If you consider it worthy, I'm working on a little article on the etiquette of revlogging. It's in it's first stream of conscious draft, a rant, over on my wiki at:

mmeiser wiki - Mike's Guide to re-vlogging etiquette

Though it's focused on aspects of reVlogging not reBlogging it pertains directly to this post. The issue of reblogging is 100x's renewed in podcasting and video blogging.

As it is a first draft, it is sucky and narcissistic just like you'd expect it to be not serving but its own master. But it's full of pop and ooze and goo and stuff and it's on a wiki. So, please come help me fix it or send me an email, or comment in the "talk" function or reblog it, or quote it, or disagree with it tear it apart where it stands. That's what it's there for. It has nice creative common license on it or it should. It's for all to hammer upon and borrow from and rewrite. And just as long as credit is given where credit is do I don't care.

-Mike of mmeiser.com/blog

2 comments:

Hans said...

You are right Michael, first Steven forgot, then we commenters forgot, and then you came and reblogged and commentend on the forgotten essential, the Reblog ! I agree, thats the strength of Blogging, the reblog makes everything stronger- the post and the comments and spreads it. But what is, if a Reblogger makes the original Post weaker ? Often one reads the Reblog, without going to the Blog too.

steven edward streight said...

I have provided my rebuttal on my Blog Core Values blog, but here is a brief recap:

(1.) Reblogging, quoting or writing about a post at another blog, and linking to it, can be a detrimental activity, as Grijsz points out, could distort or prevent readers from reading the original post, due to negative critique of it in the "reblog". Readers then react to your "paraphrase" or partial quote.
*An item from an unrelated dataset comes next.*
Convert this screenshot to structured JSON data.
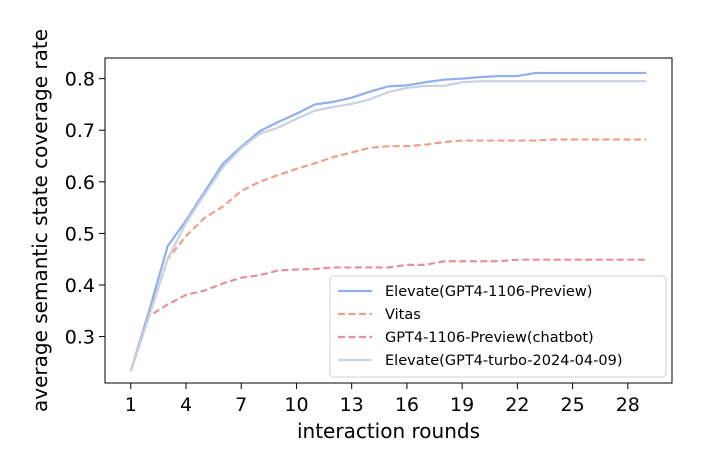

(2.) Reblogging can deteriorate into a clinking scenario. "clinking" = clique/cult linking, favoritism, closed circle society of bloggers drooling all over each other, flirting, and kissing each other's butts.

(3.) Reblogging is vital for journalist blogs and political blogs, as we see Instapundit do. But is it vital for business blogs, or even for personal diary type blogs?


(4.) A marcom blog seeks to display the consultant or company's expertise, and to build an online community of loyal readers, among whom some convert to clients or customers. Reblogging can assist this goal realization to some slight extent perhaps, but it's the voluntary interaction represented by reader comments (plus email conversations) that are the source of community.

(5.) A blog that had a lot of references in posts to other blogs, and received the same reciprocally, would still not be as interesting and dynamic as a blog that is enriched by valuable, funny, insightful comments.